Hi @jeremy! Since so many people want to do this, I’ve created a simple library that serves a FastAI Learner object and gives a nice web-based UI with a single line of code: https://github.com/aakashns/servefastai
Here’s a demo:
Currently it’s more a proof-of-concept for playing around with the model and passing custom test images, and only works for single-label image classification but I’m hoping to make it production ready by the end of the course.
Would be great to implement something similar as a part of a standard pipeline, like, inside of Jupyter notebook. Though it is probably more difficult. I am thinking about something similar to bokeh that uses JS to integrate various fancy plots into a notebook.
@aakashns Probably we can come up with a notebook extension, or just use HTML() function from Jupyter to render right into the notebook? Or using magic like %show_learner?
Not sure which approach is better. Maybe some CLI stuff also? Though probably fastai team already has something in mind.
Also, I think your solution is a bit different than the original question.
AFAIU, the original question was about how to load a trained fastai model from disk with minimum dependencies to serve the model for inference in production pipelines.
But your thing is serving a model/learner already in available in memory I think. Needless to say what you have done is super useful too!
Also, I started looking at your PyTorch screencasts. They are super awesome. Very clear explanations to understand the PyTorch API. Can wait to binge the rest of the videos
Yo @simonw … do you know of any way to configure things so zeit spins up the machine faster? I’ve deployed a dockerized flask app and the requests usually timeout while the server spins up.
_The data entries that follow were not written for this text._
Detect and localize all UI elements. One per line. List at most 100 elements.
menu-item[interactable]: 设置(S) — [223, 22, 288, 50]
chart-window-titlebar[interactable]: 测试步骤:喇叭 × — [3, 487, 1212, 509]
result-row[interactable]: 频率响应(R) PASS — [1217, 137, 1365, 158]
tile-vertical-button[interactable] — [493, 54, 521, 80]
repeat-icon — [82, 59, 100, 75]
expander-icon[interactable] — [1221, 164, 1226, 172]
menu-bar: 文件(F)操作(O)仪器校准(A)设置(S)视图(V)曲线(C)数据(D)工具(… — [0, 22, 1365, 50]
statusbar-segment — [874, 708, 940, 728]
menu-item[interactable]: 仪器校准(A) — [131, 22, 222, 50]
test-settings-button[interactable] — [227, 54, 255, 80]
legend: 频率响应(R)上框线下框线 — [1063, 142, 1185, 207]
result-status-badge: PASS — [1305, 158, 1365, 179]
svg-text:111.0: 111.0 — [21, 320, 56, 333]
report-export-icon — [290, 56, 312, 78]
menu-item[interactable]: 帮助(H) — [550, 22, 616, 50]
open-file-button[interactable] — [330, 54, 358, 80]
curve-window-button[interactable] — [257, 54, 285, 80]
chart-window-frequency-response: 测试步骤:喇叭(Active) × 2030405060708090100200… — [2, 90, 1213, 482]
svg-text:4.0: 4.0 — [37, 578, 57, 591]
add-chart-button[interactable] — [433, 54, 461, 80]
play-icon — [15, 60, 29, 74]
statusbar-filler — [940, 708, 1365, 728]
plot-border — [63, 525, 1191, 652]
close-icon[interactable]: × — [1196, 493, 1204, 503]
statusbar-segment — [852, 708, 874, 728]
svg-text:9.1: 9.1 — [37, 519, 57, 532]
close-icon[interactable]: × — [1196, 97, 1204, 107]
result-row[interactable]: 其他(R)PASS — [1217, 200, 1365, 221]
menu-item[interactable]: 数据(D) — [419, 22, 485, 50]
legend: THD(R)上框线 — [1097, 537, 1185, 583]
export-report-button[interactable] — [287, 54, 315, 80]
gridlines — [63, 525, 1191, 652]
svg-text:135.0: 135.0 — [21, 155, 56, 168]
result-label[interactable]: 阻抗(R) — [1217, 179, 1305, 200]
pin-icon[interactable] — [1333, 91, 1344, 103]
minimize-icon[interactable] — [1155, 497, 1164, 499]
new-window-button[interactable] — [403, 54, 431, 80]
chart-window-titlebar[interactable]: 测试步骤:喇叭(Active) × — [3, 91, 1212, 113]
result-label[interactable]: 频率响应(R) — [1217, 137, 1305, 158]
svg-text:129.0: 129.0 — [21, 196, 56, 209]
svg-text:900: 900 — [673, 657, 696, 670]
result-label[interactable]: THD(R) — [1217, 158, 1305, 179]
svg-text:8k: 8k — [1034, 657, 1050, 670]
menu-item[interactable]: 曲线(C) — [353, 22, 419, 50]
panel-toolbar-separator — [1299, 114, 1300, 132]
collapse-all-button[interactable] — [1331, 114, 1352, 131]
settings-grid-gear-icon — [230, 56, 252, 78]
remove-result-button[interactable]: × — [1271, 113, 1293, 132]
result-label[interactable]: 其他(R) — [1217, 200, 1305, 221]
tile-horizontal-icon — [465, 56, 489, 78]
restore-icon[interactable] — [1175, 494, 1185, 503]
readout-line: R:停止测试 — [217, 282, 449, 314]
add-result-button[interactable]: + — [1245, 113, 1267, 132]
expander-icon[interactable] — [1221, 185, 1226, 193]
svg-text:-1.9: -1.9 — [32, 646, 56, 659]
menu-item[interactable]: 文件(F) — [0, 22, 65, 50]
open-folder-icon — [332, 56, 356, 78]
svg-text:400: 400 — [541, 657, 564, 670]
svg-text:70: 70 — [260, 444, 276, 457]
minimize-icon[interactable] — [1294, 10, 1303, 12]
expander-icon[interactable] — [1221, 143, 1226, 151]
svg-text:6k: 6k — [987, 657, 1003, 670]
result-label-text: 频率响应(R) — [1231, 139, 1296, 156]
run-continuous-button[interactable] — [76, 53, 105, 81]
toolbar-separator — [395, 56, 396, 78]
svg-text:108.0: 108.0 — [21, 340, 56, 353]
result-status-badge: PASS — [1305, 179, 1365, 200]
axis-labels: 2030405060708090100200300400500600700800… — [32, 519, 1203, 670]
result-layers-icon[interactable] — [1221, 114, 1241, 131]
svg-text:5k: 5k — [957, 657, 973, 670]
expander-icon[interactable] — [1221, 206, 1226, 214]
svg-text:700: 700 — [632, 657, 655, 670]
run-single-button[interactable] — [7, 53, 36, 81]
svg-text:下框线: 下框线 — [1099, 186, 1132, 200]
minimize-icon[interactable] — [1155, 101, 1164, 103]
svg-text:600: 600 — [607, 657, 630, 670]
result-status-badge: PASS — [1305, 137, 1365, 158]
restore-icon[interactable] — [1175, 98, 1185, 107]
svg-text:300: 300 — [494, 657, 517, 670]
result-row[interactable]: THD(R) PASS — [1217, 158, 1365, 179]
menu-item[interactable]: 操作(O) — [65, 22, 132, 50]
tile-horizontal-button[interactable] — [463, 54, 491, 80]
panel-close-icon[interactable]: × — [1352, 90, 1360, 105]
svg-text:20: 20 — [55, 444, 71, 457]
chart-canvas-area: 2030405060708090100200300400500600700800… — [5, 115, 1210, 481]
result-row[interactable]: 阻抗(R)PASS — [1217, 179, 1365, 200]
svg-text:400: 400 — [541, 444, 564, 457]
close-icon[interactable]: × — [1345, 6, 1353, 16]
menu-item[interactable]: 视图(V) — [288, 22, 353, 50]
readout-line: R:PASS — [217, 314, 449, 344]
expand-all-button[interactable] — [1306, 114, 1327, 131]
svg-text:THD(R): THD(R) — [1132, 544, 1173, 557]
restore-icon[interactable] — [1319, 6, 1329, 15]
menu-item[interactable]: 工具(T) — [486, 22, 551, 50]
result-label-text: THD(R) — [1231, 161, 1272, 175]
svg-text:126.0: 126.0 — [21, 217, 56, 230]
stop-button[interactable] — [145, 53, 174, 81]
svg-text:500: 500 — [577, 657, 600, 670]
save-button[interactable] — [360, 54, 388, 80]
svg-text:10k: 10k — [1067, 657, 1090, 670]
I’ve also seen that you, and a few others, are using starlette.io, and I was wondering how that compares with flask (especially w/r/t performance).
Anyways, any tips of making my API spin up quicker and choosing a framework to serve the API would be greatly appreciated.
Zeit’s v2 platform spins up a lot faster… but it comes at a nasty cost: your image must be less than 100MB. If you’re bundling a 85MB model that’s likely impossible. There’s a discussion about that issue here: https://github.com/zeit/now-cli/issues/1523
The easier option is to tell Zeit to always run that particular instance - then you won’t have to pay the startup cost. You can do that using the scale command: https://zeit.co/blog/scale - the free plan lets you have up to 3 instances running at a time, and you can pay them money for more.
Yeah, I’m pretty sure it can be embedded into Jupyter itself using the HTML() function. Haven’t tried it yet though. Don’t know much about Jupyter extensions though.
Lecture 2 shows a great example of how to build a widget for IPython notebook. I guess your app could be converted into widget then. There are a lot of pre-built HTML controls in the ipywidgets package.
Great idea! I had the exact same thought after watching the FileDeleter example. I’ll try and submit a pull request to the fastai library’s widgets section.
Yes, that’s correct @MicPie Thank you. Now I think I need to learn more seriously Pytorch. There are many basic things that I don’t know. I have just started with Udacity Pytorch course for that
Hi, Jeremy,
In the dev_nb/104c_single_image_pred.ipynb file img = open_image(get_image_files(path)[0]) learn.predict(img)
The "img: is a original image.Do I need to transform and normalize that image?